Publisher's Summary: Separation and divorce are difficult on the entire family. Often young children blame themselves or are unsure of their place in the family if these events occur. Child psychologist Dr. Jillian Roberts designed the Just Enough series to empower parents/caregivers to start conversations with young ones about difficult or challenging subject matter.
Dr. Annie's Takeaways
Recommended for: This book is a calm, normalizing introduction to divorce and separation, and it provides recommendations for coping with upcoming changes. The illustrations include families of color and queer parents, so it is particularly well-suited for families looking for a book with representation beyond White, heterosexual parents. No specific custody arrangements are mentioned in the book.
Would a child like it? This isn’t the type of book that a child will enjoy in the traditional sense of the word. But it is fairly comforting and straight-forward, and it does a nice job normalizing divorce/ separation, which a lot of children will appreciate.
Tone: Informative, reassuring
Story Quality: Written in a question-and-answer format, this book explains what separation and divorce are, how this might make a child feel, and how they can best cope with these feelings (talk with a trusted adult, create new traditions, etc).

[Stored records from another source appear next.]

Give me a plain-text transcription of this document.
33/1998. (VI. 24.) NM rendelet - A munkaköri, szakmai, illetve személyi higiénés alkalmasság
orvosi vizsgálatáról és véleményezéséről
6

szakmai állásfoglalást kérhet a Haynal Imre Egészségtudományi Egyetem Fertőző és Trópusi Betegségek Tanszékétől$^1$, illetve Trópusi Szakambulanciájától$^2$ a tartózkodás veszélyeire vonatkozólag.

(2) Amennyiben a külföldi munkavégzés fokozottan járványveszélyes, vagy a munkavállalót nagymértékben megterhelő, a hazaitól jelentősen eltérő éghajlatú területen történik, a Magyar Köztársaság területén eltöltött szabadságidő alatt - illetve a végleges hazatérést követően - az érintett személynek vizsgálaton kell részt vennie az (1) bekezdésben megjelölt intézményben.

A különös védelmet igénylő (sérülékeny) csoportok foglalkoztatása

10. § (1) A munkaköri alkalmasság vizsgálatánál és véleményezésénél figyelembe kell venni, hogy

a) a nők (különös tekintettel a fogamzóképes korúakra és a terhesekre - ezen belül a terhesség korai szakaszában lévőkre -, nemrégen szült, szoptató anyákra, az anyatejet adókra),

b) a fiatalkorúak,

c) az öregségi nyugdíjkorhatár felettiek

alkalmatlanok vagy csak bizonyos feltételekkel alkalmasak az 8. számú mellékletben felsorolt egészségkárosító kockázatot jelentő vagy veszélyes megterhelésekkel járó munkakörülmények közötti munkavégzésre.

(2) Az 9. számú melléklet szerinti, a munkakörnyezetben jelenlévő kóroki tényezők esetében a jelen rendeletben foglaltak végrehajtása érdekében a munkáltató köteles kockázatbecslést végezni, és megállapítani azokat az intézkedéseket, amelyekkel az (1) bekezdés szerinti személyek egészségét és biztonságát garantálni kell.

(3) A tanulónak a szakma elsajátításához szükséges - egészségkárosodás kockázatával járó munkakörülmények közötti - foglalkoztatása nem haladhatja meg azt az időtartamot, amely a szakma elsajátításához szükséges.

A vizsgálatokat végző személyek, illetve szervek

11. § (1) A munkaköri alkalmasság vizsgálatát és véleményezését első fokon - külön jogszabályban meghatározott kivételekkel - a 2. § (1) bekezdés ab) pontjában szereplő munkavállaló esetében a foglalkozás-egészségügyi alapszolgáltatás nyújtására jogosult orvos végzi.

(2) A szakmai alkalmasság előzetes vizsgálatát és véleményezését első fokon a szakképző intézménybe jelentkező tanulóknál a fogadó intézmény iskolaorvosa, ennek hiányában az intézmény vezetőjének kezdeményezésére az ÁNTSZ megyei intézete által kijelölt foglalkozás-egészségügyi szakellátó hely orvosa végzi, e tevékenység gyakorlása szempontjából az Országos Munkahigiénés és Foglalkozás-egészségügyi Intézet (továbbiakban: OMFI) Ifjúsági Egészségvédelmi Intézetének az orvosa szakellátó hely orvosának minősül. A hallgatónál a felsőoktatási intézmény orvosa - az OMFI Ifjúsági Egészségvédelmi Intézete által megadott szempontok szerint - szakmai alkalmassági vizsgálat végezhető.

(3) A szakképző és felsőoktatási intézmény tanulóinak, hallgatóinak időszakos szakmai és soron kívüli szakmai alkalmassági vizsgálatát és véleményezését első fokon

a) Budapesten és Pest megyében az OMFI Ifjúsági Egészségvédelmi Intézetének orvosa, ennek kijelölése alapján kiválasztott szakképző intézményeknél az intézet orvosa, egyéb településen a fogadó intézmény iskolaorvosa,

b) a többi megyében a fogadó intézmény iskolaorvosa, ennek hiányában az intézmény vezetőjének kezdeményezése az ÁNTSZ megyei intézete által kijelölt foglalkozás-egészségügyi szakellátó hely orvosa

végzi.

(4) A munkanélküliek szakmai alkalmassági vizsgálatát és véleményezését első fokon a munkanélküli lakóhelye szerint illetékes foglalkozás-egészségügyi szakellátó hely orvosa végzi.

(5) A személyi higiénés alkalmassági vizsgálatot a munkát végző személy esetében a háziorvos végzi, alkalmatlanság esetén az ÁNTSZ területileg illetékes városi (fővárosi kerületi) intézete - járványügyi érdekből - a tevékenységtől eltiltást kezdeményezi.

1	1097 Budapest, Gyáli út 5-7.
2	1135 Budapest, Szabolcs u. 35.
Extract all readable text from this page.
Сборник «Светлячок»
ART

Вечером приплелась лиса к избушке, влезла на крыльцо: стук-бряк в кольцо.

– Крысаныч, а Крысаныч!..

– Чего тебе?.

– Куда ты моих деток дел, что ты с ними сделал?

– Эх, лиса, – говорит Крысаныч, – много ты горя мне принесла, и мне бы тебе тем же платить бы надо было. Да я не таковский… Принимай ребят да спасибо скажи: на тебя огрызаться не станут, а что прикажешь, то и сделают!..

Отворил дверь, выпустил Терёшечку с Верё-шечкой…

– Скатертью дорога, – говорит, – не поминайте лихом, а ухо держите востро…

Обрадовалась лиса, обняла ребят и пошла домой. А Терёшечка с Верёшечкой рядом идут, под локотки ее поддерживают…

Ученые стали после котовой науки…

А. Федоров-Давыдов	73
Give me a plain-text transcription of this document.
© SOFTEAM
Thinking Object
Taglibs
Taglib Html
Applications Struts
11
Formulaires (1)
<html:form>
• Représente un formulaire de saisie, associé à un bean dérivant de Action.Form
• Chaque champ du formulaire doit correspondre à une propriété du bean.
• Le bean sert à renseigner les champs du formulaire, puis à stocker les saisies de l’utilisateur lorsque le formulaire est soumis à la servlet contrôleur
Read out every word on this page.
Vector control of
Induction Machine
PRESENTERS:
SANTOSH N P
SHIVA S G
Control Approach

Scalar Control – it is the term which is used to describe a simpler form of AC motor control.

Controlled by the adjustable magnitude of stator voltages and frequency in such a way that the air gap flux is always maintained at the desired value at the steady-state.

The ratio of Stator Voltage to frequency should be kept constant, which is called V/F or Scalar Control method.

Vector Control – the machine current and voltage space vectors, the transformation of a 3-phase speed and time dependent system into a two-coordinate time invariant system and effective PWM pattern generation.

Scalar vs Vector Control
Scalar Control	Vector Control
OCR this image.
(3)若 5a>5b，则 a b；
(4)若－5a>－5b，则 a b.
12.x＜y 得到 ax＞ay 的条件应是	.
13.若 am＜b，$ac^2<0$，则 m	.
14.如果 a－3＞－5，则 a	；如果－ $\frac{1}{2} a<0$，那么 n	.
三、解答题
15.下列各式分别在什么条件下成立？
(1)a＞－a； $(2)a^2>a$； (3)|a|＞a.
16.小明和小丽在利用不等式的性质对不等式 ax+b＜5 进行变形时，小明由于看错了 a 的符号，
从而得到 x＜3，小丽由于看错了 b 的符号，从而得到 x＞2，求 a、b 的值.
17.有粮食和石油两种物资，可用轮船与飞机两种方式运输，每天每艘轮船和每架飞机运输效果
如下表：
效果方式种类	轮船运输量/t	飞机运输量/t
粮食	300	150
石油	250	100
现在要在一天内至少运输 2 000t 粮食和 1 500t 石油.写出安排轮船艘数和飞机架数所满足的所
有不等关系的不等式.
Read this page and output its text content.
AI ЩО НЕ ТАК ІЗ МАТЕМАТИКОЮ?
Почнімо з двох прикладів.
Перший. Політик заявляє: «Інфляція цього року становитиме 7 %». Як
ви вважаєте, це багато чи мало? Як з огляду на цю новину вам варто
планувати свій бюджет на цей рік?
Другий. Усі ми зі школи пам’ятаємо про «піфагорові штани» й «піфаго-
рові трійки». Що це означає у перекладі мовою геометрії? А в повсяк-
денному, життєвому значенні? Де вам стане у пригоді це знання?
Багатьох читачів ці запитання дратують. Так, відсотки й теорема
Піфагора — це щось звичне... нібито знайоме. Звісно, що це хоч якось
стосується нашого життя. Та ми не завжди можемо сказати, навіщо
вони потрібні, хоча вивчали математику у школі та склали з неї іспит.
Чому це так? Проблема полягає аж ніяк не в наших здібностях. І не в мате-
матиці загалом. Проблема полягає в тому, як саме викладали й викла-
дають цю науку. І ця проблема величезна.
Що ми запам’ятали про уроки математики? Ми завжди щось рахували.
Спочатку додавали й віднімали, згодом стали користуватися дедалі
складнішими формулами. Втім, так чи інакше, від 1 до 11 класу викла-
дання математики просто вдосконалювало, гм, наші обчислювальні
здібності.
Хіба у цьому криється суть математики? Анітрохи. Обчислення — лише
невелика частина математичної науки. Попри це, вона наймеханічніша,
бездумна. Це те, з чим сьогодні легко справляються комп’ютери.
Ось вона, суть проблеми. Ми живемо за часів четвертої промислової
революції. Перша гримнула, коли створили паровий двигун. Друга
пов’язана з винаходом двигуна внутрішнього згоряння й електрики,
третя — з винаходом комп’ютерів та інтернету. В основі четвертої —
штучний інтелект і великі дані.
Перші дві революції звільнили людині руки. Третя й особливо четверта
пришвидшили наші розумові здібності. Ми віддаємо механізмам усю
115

This book really made an effort to be relevant to a diversity of family structures (e.g., it includes a page about parents who are common-law married and refers to parents “divorcing or separating” throughout the book). The book has very few words per page, and the Q&A format is accessible. I particularly liked the pages that talked about parents divorcing in order to “have a chance …to make their homes happy.” It is a nice way to talk about reasons for divorce and sets a hopeful tone. Some of the definitions used in the book are fairly clear, but there are a few that I wish were a little more concrete and might be confusing to younger kids (e.g., “Separation is when a couple takes time apart from each other”; “When a couple divorces, it means they no longer share their life”). The definition of common-law marriage provided in the book isn’t totally accurate (“[to] commit to a life together without getting married”), but it also doesn’t really matter. Whether parents are married, common-law married, or committed and living together, it’s equally difficult for a child when they break up.
Illustrations: The illustrations have a sweet and happy cartoon-like feel to them.
Representation: There are a handful of different families represented in the illustrations, including a White family with two moms and a son; a family of color (possibly Black or Latinx) with a mom, dad, daughter, and son; and an Asian or Asian-American family with a mom, dad, and child. There are several additional couples illustrated in the book, including two men getting married, and a biracial couple “in love.” There is a page with pictures of three couples in wedding clothes, which includes a man and a woman in traditional western wedding clothes, two men in suits under a chuppah-like structure, and a man and a woman dressed in traditional Chinese wedding attire (I unfortunately don’t have the expertise to know if the latter is accurate). Marriage and “common-law” marriage (described as being committed without getting married) are both mentioned at the beginning of the book and the wording “separating or getting a divorce” and “separated or divorced” is used throughout the book.
Psychological Practices: This book addresses common childhood worries related to divorce–e.g., it reminds children that a divorce is never their fault and that it doesn’t mean that parents will stop loving their children. It normalizes kids feeling “sad, scared, and even angry,” and it encourages kids to talk with and ask questions to someone they trust, “like your parents, a teacher, a counselor, or another family member,” as well as to create new traditions with their parents.